Helicopter Parents
Lynn Ruth, it is hard to respond to your previous post. Although I am a parent myself, I don't know how I would react if my daughter ended up walking the same path.
However, I do feel that our generation is, in a sense, overinvolved; we are the so-called helicopter parents who, when things go wrong, helicopter in to do a rescue mission. There is something like personal responsibility and learning that certain actions have consequences even when you're 6. Children sometimes need to fall on their face to change certain behaviors and as parents, however difficult, we have to let go and see them fall rather than catching them before they hit the ground. My own parents were underinvolved and look how great I turned out (please add irony here). I have told people this story before but my parents said to me: "there's only three things we want you to do: finish highschool, take dancing lessons (yes they were very nineteenth century, bless their hearts) and get your driver's licence...other than that, you're on your own, kid." I can't say we ended up badly and certainly not dysfunctional (and there were 4 of us).

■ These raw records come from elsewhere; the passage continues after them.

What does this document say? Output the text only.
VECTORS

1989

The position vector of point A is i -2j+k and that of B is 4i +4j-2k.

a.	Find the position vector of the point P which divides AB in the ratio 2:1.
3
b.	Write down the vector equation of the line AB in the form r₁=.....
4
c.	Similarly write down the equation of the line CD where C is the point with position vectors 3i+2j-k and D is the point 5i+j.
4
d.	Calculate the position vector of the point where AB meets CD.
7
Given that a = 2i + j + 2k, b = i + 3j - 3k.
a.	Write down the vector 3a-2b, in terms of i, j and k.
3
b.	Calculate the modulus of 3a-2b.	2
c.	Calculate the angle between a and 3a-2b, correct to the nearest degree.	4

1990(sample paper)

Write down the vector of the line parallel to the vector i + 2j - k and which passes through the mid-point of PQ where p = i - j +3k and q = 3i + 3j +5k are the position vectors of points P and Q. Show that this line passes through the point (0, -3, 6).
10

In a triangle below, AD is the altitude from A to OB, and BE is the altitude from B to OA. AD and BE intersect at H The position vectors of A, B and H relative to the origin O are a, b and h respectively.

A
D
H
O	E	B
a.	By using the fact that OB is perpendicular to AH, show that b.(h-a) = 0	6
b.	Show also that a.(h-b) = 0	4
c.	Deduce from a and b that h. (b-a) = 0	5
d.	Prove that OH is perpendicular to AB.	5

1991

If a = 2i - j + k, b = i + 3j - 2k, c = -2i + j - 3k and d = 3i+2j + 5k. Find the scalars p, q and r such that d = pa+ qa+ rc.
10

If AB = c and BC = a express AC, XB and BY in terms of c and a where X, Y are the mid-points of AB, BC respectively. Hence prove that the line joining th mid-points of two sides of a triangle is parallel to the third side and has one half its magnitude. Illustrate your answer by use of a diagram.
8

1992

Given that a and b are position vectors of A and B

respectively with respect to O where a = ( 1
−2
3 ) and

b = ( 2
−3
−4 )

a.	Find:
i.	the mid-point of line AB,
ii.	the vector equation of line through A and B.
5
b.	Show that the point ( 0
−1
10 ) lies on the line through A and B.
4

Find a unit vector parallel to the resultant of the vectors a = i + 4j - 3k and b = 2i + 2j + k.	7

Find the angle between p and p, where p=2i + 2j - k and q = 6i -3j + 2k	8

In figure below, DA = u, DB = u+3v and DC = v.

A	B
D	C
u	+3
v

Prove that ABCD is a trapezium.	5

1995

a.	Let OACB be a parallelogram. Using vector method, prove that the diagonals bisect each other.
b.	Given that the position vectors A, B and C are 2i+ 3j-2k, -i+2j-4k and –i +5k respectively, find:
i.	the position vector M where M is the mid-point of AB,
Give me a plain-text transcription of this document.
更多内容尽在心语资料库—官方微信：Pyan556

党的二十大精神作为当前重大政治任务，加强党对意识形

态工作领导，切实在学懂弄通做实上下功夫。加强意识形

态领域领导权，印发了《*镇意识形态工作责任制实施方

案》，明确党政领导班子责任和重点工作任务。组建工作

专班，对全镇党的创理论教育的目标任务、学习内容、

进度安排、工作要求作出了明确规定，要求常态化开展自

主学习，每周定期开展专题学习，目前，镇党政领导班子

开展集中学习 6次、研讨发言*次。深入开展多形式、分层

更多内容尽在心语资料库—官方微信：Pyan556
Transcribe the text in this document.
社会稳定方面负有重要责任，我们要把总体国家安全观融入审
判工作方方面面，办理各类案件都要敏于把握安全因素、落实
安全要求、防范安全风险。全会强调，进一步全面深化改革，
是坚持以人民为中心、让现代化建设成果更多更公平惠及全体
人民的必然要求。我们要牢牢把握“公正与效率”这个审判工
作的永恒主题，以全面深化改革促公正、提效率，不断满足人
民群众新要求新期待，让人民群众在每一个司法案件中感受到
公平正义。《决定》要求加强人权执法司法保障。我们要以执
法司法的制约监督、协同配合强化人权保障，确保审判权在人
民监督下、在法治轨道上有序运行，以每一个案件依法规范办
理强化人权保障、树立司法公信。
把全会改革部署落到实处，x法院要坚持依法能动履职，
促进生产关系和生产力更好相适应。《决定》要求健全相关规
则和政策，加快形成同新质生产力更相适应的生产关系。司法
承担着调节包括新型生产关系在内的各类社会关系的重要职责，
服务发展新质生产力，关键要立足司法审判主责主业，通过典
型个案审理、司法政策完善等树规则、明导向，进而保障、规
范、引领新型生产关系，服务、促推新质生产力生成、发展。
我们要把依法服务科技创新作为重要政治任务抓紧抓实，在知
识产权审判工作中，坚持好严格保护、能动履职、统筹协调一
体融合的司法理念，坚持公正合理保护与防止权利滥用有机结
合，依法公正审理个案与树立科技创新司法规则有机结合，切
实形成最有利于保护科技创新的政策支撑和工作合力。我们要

The daughter in your story has turned into a robot and it seems like she can't think for herself anymore. "Teach me how to do it myself," Maria Montessori wrote-- as helicopter parents we do it all for them and there are no lessons in that.
On that note, I'll tell you what happened to William and me. Last year William was in 3rd grade and the teacher wrote a letter at the beginning of the year that third grade was the year of facing up to personal responsibility. She wrote something to the effect of: "If you forget to bring your homework to school don't blame your mom for not putting it in your backpack." I read that and I said, yeah way to go!!!
Days go by and William can't find his homework folder one night. He's looking everywhere but finds nothing. It was getting late so William went to bed and went to school the next day. After I arrive at my office, I pull out the folders from my bag and out falls William's folder, which had the same color as one of my folders. I e-mailed the teacher to tell her. Her response: "Did you happen to find my folder, too?"
As for your friend: I don't have all the answers-- god knows what I would do if I were in her shoes, but maybe it is our love sometimes that gets in the way of what is best for the child
1 Comments:
Ok. I am stupid What did the teacher mean? YOU took William's folder. How could that have been his fault. And you are right. Sometimes in our zeal to make our kids lives perfect we reduce them to little puppets. I wish I who verbalize so often and so much, could explain why I am so disturbed by Christines present and her future. PPerhaps I am too close to her situation I too was an addict but I recovered without institutionalization, drugs or psychological counseling. It was a tough go but it stuck.